The overall aim is to give the drafter as much information as possible to enable him to understand fully the purpose of the legislation. If the client Ministry can simplify the subject by presenting tables, illustrations and any other such material, that must be done. Where a law being amended or replaced has been amended before, especially if there are many amendments, the instructing official must research them himself and provide or refer to them in his instructions.
Time must be taken to prepare good instructions. It is not generally sufficient just to send the drafter a copy of a Cabinet decision that contains the policy approval with or without some background papers and leave it to the drafter to decipher what is required.
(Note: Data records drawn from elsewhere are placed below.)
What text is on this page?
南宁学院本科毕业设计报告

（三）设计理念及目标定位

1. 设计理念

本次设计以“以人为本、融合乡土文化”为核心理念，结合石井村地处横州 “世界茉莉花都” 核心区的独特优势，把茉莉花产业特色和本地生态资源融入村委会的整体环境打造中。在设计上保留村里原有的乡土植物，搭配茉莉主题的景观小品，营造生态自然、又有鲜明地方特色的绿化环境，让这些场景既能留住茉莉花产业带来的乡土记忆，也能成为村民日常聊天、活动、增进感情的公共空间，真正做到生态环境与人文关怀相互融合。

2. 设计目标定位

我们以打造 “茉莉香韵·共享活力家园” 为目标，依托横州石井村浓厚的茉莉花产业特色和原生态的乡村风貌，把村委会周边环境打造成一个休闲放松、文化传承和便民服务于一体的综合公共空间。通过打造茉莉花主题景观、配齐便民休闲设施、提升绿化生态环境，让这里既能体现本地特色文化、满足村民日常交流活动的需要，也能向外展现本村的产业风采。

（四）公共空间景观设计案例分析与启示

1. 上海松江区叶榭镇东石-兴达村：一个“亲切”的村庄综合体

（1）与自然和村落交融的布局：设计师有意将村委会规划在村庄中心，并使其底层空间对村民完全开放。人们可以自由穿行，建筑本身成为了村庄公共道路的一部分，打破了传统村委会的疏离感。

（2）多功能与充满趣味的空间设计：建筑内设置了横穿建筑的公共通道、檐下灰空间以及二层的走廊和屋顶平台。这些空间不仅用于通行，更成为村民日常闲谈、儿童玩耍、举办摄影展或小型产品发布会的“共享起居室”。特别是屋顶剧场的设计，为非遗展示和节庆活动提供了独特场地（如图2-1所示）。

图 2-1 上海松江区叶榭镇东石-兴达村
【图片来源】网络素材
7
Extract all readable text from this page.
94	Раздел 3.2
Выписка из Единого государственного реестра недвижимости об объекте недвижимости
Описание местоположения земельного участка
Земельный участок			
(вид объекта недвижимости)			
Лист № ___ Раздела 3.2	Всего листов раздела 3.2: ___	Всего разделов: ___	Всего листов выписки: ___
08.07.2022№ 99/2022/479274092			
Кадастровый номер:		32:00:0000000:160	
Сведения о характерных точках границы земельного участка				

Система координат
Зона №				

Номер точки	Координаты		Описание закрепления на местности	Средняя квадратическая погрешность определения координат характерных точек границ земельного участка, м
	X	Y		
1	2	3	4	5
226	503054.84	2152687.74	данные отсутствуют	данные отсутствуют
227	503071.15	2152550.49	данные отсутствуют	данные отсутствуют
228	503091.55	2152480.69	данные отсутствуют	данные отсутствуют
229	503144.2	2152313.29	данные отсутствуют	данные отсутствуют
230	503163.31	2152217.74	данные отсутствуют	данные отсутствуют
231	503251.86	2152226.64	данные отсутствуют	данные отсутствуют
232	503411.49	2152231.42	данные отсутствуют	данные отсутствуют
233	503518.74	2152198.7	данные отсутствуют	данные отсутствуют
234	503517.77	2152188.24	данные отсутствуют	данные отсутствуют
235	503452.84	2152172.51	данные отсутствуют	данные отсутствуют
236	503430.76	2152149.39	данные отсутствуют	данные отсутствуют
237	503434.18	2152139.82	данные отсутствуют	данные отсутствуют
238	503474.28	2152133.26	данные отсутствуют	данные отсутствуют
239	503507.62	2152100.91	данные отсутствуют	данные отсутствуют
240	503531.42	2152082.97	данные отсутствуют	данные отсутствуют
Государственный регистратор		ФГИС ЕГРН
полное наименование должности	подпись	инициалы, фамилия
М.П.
Such incomplete instructions usually result in the legislation being delayed, for the drafter will be forced to request more information or merely put it aside and deal with some other legislation where the instructions are more comprehensive.
Indeed, even if the instructing official considers the proposal to be simple enough for him to attempt a draft, there must always be a prose statement as to the intention of the proposals. The submission of a draft without proper accompanying instructions is never satisfactory.
In preparing instructions there is another cardinal principle that must not be forgotten. At the very least, all stakeholders in government must be consulted, including parties that are expected to oppose the legislation or parts of it. That is easy enough to say, but, as a practical matter, careful reflection and consultation needs to take place to identify all the parties that will have a legitimate interest in the legislation. For certain types of legislation, it is not always easy to identify all stakeholders. Many a time Parliamentary Counsel has consulted with a small group of officials from the Ministry to the conspicuous exclusion of a number of parties that are central or to some degree relevant to the exercise, only to find, much later in the process, that major objections exist which necessitate major changes to, or even abandonment of, the proposals. One thing that has to be done early in the process is to make a list of people who are considered relevant and then ask those people who else should be on the list.